Resource Requirements: The approach is computationally efficient, with linear scaling in both FLOPs and memory usage. Training can be performed on standard hardware used for LLM fine-tuning.
Deployment: At inference, the model processes documents in a streaming fashion, updating memory and generating outputs in multiple passes. This enables practical deployment for applications such as book-length document QA, multi-step reasoning, and agent systems requiring persistent memory.
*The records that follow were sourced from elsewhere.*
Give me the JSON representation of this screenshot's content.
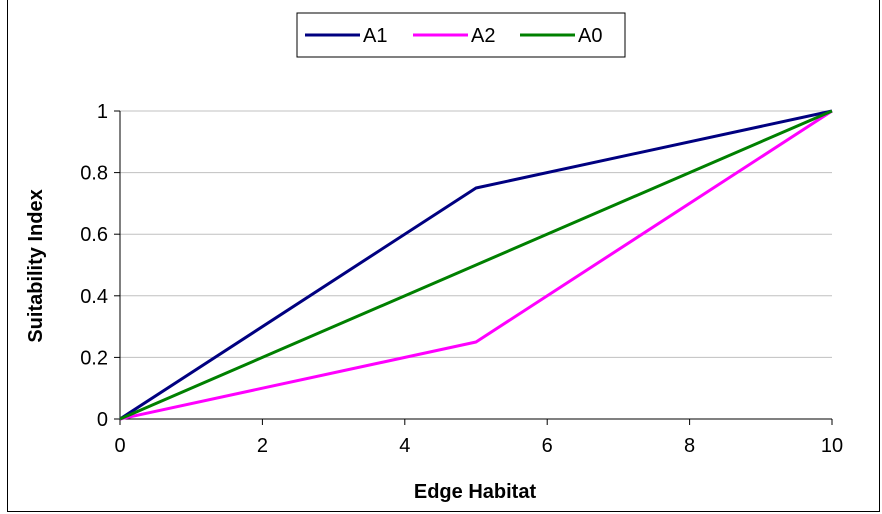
{
  "chart_data": {
    "type": "line",
    "title": "",
    "xlabel": "Edge Habitat",
    "ylabel": "Suitability Index",
    "xlim": [
      0,
      10
    ],
    "ylim": [
      0,
      1
    ],
    "xticks": [
      0,
      2,
      4,
      6,
      8,
      10
    ],
    "yticks": [
      0,
      0.2,
      0.4,
      0.6,
      0.8,
      1
    ],
    "xtick_labels": [
      "0",
      "2",
      "4",
      "6",
      "8",
      "10"
    ],
    "ytick_labels": [
      "0",
      "0.2",
      "0.4",
      "0.6",
      "0.8",
      "1"
    ],
    "grid": "horizontal",
    "legend_position": "top-center",
    "series": [
      {
        "name": "A1",
        "color": "#000080",
        "x": [
          0,
          5,
          10
        ],
        "y": [
          0,
          0.75,
          1
        ]
      },
      {
        "name": "A2",
        "color": "#ff00ff",
        "x": [
          0,
          5,
          10
        ],
        "y": [
          0,
          0.25,
          1
        ]
      },
      {
        "name": "A0",
        "color": "#008000",
        "x": [
          0,
          10
        ],
        "y": [
          0,
          1
        ]
      }
    ]
  }
}
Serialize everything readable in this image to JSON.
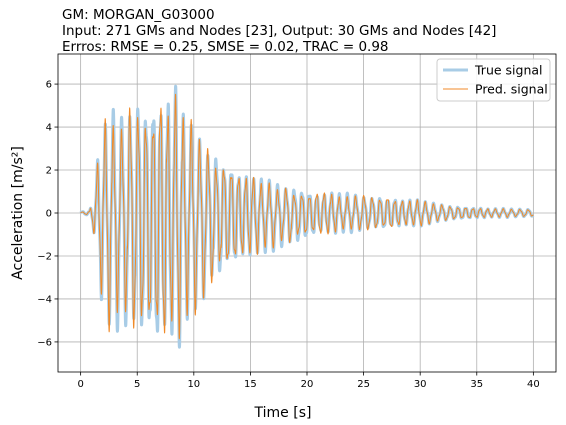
{
  "chart_data": {
    "type": "line",
    "title_lines": [
      "GM: MORGAN_G03000",
      "Input: 271 GMs and Nodes [23], Output: 30 GMs and Nodes [42]",
      "Errros: RMSE = 0.25, SMSE = 0.02, TRAC = 0.98"
    ],
    "xlabel": "Time [s]",
    "ylabel": "Acceleration [m/s²]",
    "xlim": [
      -2,
      42
    ],
    "ylim": [
      -7.4,
      7.4
    ],
    "xticks": [
      0,
      5,
      10,
      15,
      20,
      25,
      30,
      35,
      40
    ],
    "yticks": [
      -6,
      -4,
      -2,
      0,
      2,
      4,
      6
    ],
    "grid": true,
    "legend_position": "top-right",
    "series": [
      {
        "name": "True signal",
        "color": "#a8cce6",
        "style": "thick"
      },
      {
        "name": "Pred. signal",
        "color": "#f08a28",
        "style": "thin"
      }
    ],
    "envelope": {
      "description_of_values": "approximate peak acceleration of the oscillation over time",
      "t": [
        0,
        0.8,
        1.0,
        1.3,
        1.6,
        2.0,
        2.5,
        3.0,
        3.5,
        4.0,
        5.0,
        6.0,
        6.8,
        7.2,
        7.8,
        8.5,
        9.5,
        10.5,
        11.5,
        12.5,
        13.5,
        15,
        17,
        19,
        21,
        23,
        25,
        27,
        29,
        30,
        31,
        32,
        34,
        36,
        38,
        40
      ],
      "pos": [
        0.05,
        0.1,
        0.6,
        1.4,
        2.7,
        3.4,
        5.2,
        4.3,
        4.2,
        4.5,
        4.8,
        4.7,
        5.9,
        5.6,
        5.7,
        5.5,
        4.5,
        3.3,
        2.8,
        2.4,
        2.1,
        1.7,
        1.3,
        1.0,
        0.95,
        0.85,
        0.8,
        0.75,
        0.6,
        0.55,
        0.5,
        0.35,
        0.25,
        0.2,
        0.2,
        0.15
      ],
      "neg": [
        -0.05,
        -0.1,
        -0.5,
        -1.4,
        -2.2,
        -4.6,
        -5.0,
        -5.3,
        -5.0,
        -5.1,
        -5.2,
        -5.6,
        -6.6,
        -6.2,
        -6.3,
        -5.9,
        -5.2,
        -4.2,
        -3.3,
        -2.8,
        -2.4,
        -2.0,
        -1.6,
        -1.3,
        -1.0,
        -0.85,
        -0.8,
        -0.75,
        -0.6,
        -0.55,
        -0.5,
        -0.35,
        -0.25,
        -0.2,
        -0.2,
        -0.15
      ]
    }
  }
}
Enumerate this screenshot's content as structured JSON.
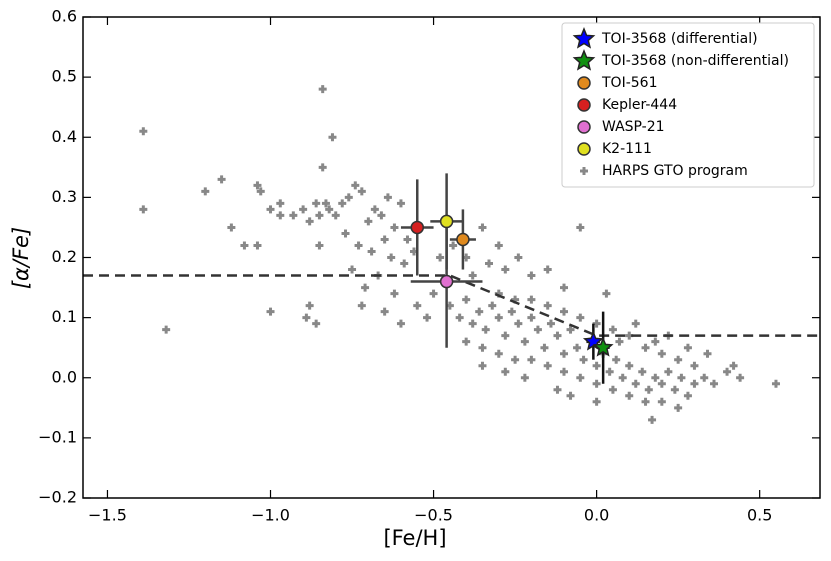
{
  "chart_data": {
    "type": "scatter",
    "xlabel": "[Fe/H]",
    "ylabel": "[α/Fe]",
    "xlim": [
      -1.575,
      0.685
    ],
    "ylim": [
      -0.2,
      0.6
    ],
    "xticks": [
      {
        "value": -1.5,
        "label": "−1.5"
      },
      {
        "value": -1.0,
        "label": "−1.0"
      },
      {
        "value": -0.5,
        "label": "−0.5"
      },
      {
        "value": 0.0,
        "label": "0.0"
      },
      {
        "value": 0.5,
        "label": "0.5"
      }
    ],
    "yticks": [
      {
        "value": -0.2,
        "label": "−0.2"
      },
      {
        "value": -0.1,
        "label": "−0.1"
      },
      {
        "value": 0.0,
        "label": "0.0"
      },
      {
        "value": 0.1,
        "label": "0.1"
      },
      {
        "value": 0.2,
        "label": "0.2"
      },
      {
        "value": 0.3,
        "label": "0.3"
      },
      {
        "value": 0.4,
        "label": "0.4"
      },
      {
        "value": 0.5,
        "label": "0.5"
      },
      {
        "value": 0.6,
        "label": "0.6"
      }
    ],
    "legend": "upper right",
    "trend": {
      "color": "#333333",
      "style": "dashed",
      "x": [
        -1.575,
        -0.45,
        0.0,
        0.685
      ],
      "values": [
        0.17,
        0.17,
        0.07,
        0.07
      ]
    },
    "series": [
      {
        "name": "TOI-3568 (differential)",
        "color": "#0000ff",
        "marker": "star",
        "x": [
          -0.01
        ],
        "values": [
          0.06
        ],
        "xerr": [
          0.02
        ],
        "yerr": [
          0.03
        ]
      },
      {
        "name": "TOI-3568 (non-differential)",
        "color": "#109010",
        "marker": "star",
        "x": [
          0.02
        ],
        "values": [
          0.05
        ],
        "xerr": [
          0.02
        ],
        "yerr": [
          0.06
        ]
      },
      {
        "name": "TOI-561",
        "color": "#e08a1e",
        "marker": "circle",
        "x": [
          -0.41
        ],
        "values": [
          0.23
        ],
        "xerr": [
          0.04
        ],
        "yerr": [
          0.05
        ]
      },
      {
        "name": "Kepler-444",
        "color": "#d62020",
        "marker": "circle",
        "x": [
          -0.55
        ],
        "values": [
          0.25
        ],
        "xerr": [
          0.05
        ],
        "yerr": [
          0.08
        ]
      },
      {
        "name": "WASP-21",
        "color": "#e070d0",
        "marker": "circle",
        "x": [
          -0.46
        ],
        "values": [
          0.16
        ],
        "xerr": [
          0.11
        ],
        "yerr": [
          0.11
        ]
      },
      {
        "name": "K2-111",
        "color": "#e0e020",
        "marker": "circle",
        "x": [
          -0.46
        ],
        "values": [
          0.26
        ],
        "xerr": [
          0.05
        ],
        "yerr": [
          0.08
        ]
      },
      {
        "name": "HARPS GTO program",
        "color": "#888888",
        "marker": "plus",
        "x": [
          -1.39,
          -1.39,
          -1.32,
          -1.2,
          -1.15,
          -1.12,
          -1.08,
          -1.04,
          -1.03,
          -1.04,
          -1.0,
          -0.97,
          -0.97,
          -0.84,
          -0.81,
          -0.85,
          -0.84,
          -0.83,
          -1.0,
          -0.85,
          -0.86,
          -0.88,
          -0.89,
          0.55,
          0.17,
          0.42,
          0.44,
          -0.93,
          -0.9,
          -0.88,
          -0.86,
          -0.82,
          -0.8,
          -0.78,
          -0.76,
          -0.74,
          -0.72,
          -0.7,
          -0.68,
          -0.66,
          -0.64,
          -0.62,
          -0.6,
          -0.58,
          -0.77,
          -0.73,
          -0.69,
          -0.65,
          -0.63,
          -0.59,
          -0.56,
          -0.75,
          -0.71,
          -0.67,
          -0.62,
          -0.72,
          -0.65,
          -0.6,
          -0.55,
          -0.52,
          -0.5,
          -0.48,
          -0.44,
          -0.4,
          -0.38,
          -0.35,
          -0.33,
          -0.3,
          -0.28,
          -0.24,
          -0.2,
          -0.15,
          -0.1,
          -0.05,
          0.03,
          -0.45,
          -0.42,
          -0.4,
          -0.38,
          -0.36,
          -0.34,
          -0.32,
          -0.3,
          -0.28,
          -0.26,
          -0.24,
          -0.22,
          -0.2,
          -0.18,
          -0.16,
          -0.14,
          -0.12,
          -0.1,
          -0.08,
          -0.06,
          -0.04,
          -0.02,
          0.0,
          0.02,
          0.04,
          0.06,
          0.08,
          0.1,
          0.12,
          0.14,
          0.16,
          0.18,
          0.2,
          0.22,
          0.24,
          0.26,
          0.28,
          0.3,
          0.33,
          0.36,
          0.4,
          -0.4,
          -0.35,
          -0.3,
          -0.25,
          -0.2,
          -0.15,
          -0.1,
          -0.05,
          0.0,
          0.05,
          0.1,
          0.15,
          0.2,
          0.25,
          -0.3,
          -0.25,
          -0.2,
          -0.15,
          -0.1,
          -0.05,
          0.0,
          0.05,
          0.1,
          0.15,
          0.2,
          0.25,
          0.3,
          -0.35,
          -0.28,
          -0.22,
          -0.12,
          -0.08,
          0.0,
          0.07,
          0.12,
          0.18,
          0.22,
          0.28,
          0.34
        ],
        "values": [
          0.41,
          0.28,
          0.08,
          0.31,
          0.33,
          0.25,
          0.22,
          0.32,
          0.31,
          0.22,
          0.28,
          0.29,
          0.27,
          0.48,
          0.4,
          0.27,
          0.35,
          0.29,
          0.11,
          0.22,
          0.09,
          0.12,
          0.1,
          -0.01,
          -0.07,
          0.02,
          0.0,
          0.27,
          0.28,
          0.26,
          0.29,
          0.28,
          0.27,
          0.29,
          0.3,
          0.32,
          0.31,
          0.26,
          0.28,
          0.27,
          0.3,
          0.25,
          0.29,
          0.23,
          0.24,
          0.22,
          0.21,
          0.23,
          0.2,
          0.19,
          0.21,
          0.18,
          0.15,
          0.17,
          0.14,
          0.12,
          0.11,
          0.09,
          0.12,
          0.1,
          0.14,
          0.2,
          0.22,
          0.2,
          0.17,
          0.25,
          0.19,
          0.22,
          0.18,
          0.2,
          0.17,
          0.18,
          0.15,
          0.25,
          0.14,
          0.12,
          0.1,
          0.13,
          0.09,
          0.11,
          0.08,
          0.12,
          0.1,
          0.07,
          0.11,
          0.09,
          0.06,
          0.1,
          0.08,
          0.05,
          0.09,
          0.07,
          0.04,
          0.08,
          0.05,
          0.03,
          0.06,
          0.02,
          0.04,
          0.01,
          0.03,
          0.0,
          0.02,
          -0.01,
          0.01,
          -0.02,
          0.0,
          -0.01,
          0.01,
          -0.02,
          0.0,
          -0.03,
          -0.01,
          0.0,
          -0.01,
          0.01,
          0.06,
          0.05,
          0.04,
          0.03,
          0.03,
          0.02,
          0.01,
          0.0,
          -0.01,
          -0.02,
          -0.03,
          -0.04,
          -0.04,
          -0.05,
          0.14,
          0.13,
          0.13,
          0.12,
          0.11,
          0.1,
          0.09,
          0.08,
          0.07,
          0.05,
          0.04,
          0.03,
          0.02,
          0.02,
          0.01,
          0.0,
          -0.02,
          -0.03,
          -0.04,
          0.06,
          0.09,
          0.06,
          0.07,
          0.05,
          0.04
        ]
      }
    ]
  }
}
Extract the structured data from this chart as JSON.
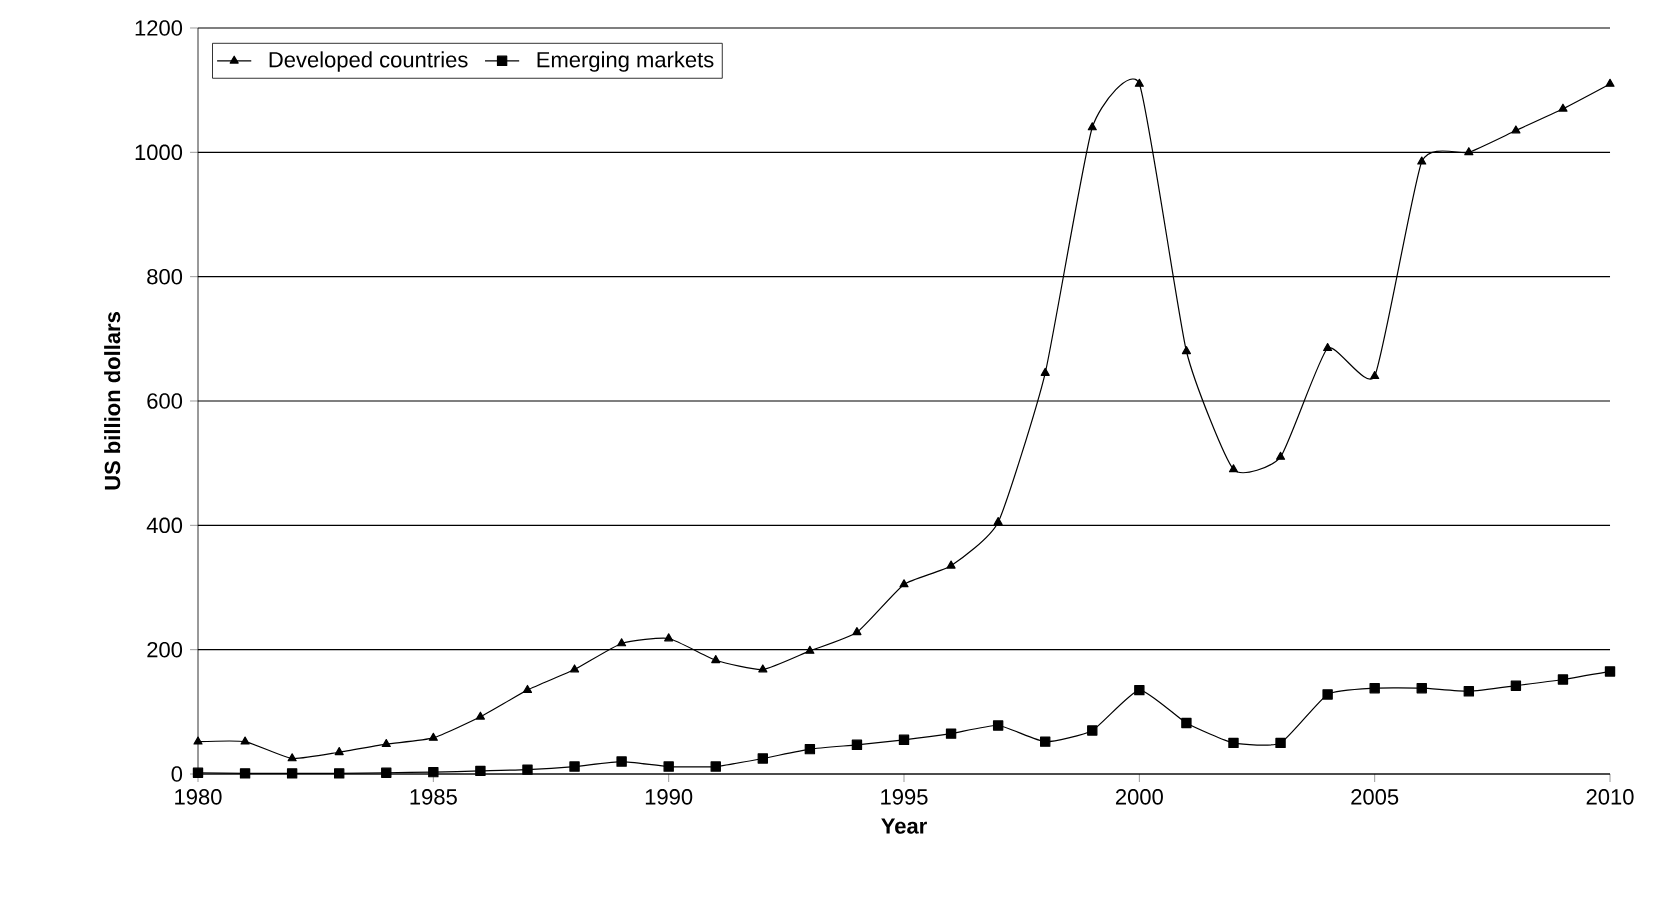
{
  "chart_data": {
    "type": "line",
    "xlabel": "Year",
    "ylabel": "US billion dollars",
    "x": [
      1980,
      1981,
      1982,
      1983,
      1984,
      1985,
      1986,
      1987,
      1988,
      1989,
      1990,
      1991,
      1992,
      1993,
      1994,
      1995,
      1996,
      1997,
      1998,
      1999,
      2000,
      2001,
      2002,
      2003,
      2004,
      2005,
      2006,
      2007,
      2008,
      2009,
      2010
    ],
    "series": [
      {
        "name": "Developed countries",
        "color": "#000000",
        "marker": "triangle",
        "values": [
          52,
          52,
          25,
          35,
          48,
          58,
          92,
          135,
          168,
          210,
          218,
          183,
          168,
          198,
          228,
          305,
          335,
          405,
          645,
          1040,
          1110,
          680,
          490,
          510,
          685,
          640,
          985,
          1000,
          1035,
          1070,
          1110
        ]
      },
      {
        "name": "Emerging markets",
        "color": "#000000",
        "marker": "square",
        "values": [
          2,
          1,
          1,
          1,
          2,
          3,
          5,
          7,
          12,
          20,
          12,
          12,
          25,
          40,
          47,
          55,
          65,
          78,
          52,
          70,
          135,
          82,
          50,
          50,
          128,
          138,
          138,
          133,
          142,
          152,
          165
        ]
      }
    ],
    "xlim": [
      1980,
      2010
    ],
    "xticks": [
      1980,
      1985,
      1990,
      1995,
      2000,
      2005,
      2010
    ],
    "ylim": [
      0,
      1200
    ],
    "yticks": [
      0,
      200,
      400,
      600,
      800,
      1000,
      1200
    ],
    "grid": "y",
    "legend": "top left",
    "line_style": "solid"
  }
}
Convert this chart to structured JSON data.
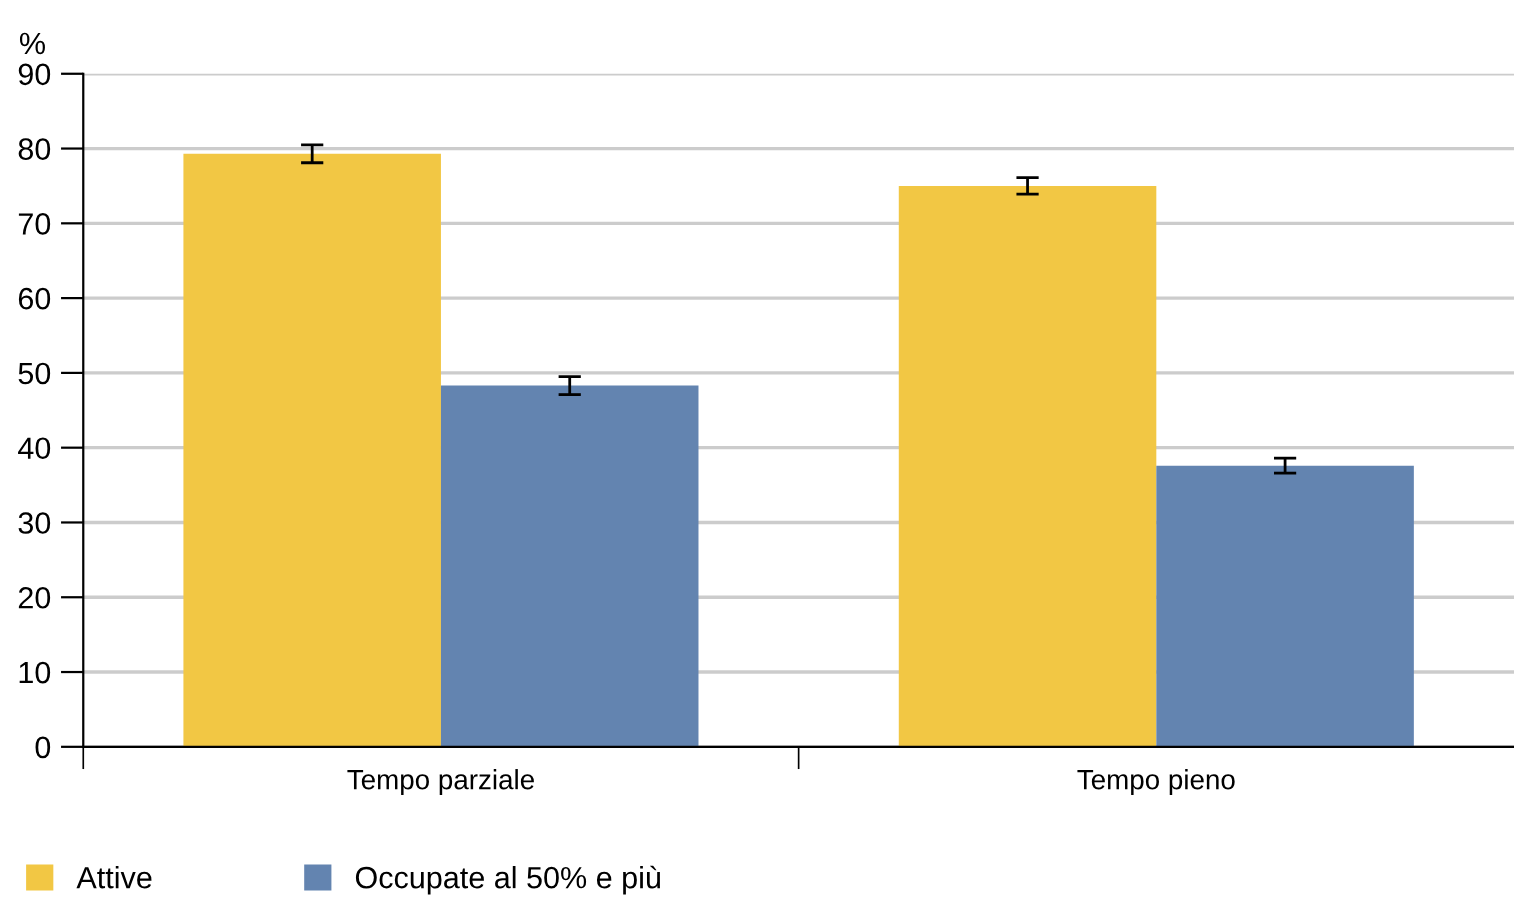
{
  "chart_data": {
    "type": "bar",
    "ylabel": "%",
    "categories": [
      "Tempo parziale",
      "Tempo pieno"
    ],
    "series": [
      {
        "name": "Attive",
        "color": "#f2c744",
        "values": [
          79.3,
          75.0
        ],
        "errors": [
          1.2,
          1.1
        ]
      },
      {
        "name": "Occupate al 50% e più",
        "color": "#6384b0",
        "values": [
          48.3,
          37.6
        ],
        "errors": [
          1.2,
          1.0
        ]
      }
    ],
    "ylim": [
      0,
      90
    ],
    "yticks": [
      0,
      10,
      20,
      30,
      40,
      50,
      60,
      70,
      80,
      90
    ],
    "grid": "y",
    "legend": "bottom left"
  }
}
Limitations and Future Directions

While MemAgent achieves strong results, several open questions remain:

Memory Size Selection: The optimal memory length may depend on task complexity and document structure. Adaptive or hierarchical memory mechanisms could further improve efficiency.
Reward Modeling: The reliance on rule-based or equivalence rewards may limit applicability to tasks with ambiguous or open-ended answers.
Integration with External Tools: Combining MemAgent with retrieval-augmented generation or tool-use agents could enhance performance on knowledge-intensive tasks.

Implications and Outlook

MemAgent provides a principled and practical solution to the long-context trilemma: arbitrary input length, lossless extrapolation, and linear computational cost. By leveraging RL to optimize a token-based memory, the approach bridges the gap between explicit supervision and implicit memory management. This work has significant implications for the development of scalable, efficient, and interpretable LLM systems capable of handling real-world, document-scale reasoning tasks.

Future research may explore adaptive memory policies, integration with external knowledge sources, and applications to multi-agent or continual learning scenarios. The explicit, human-readable memory also opens possibilities for interactive and explainable AI systems.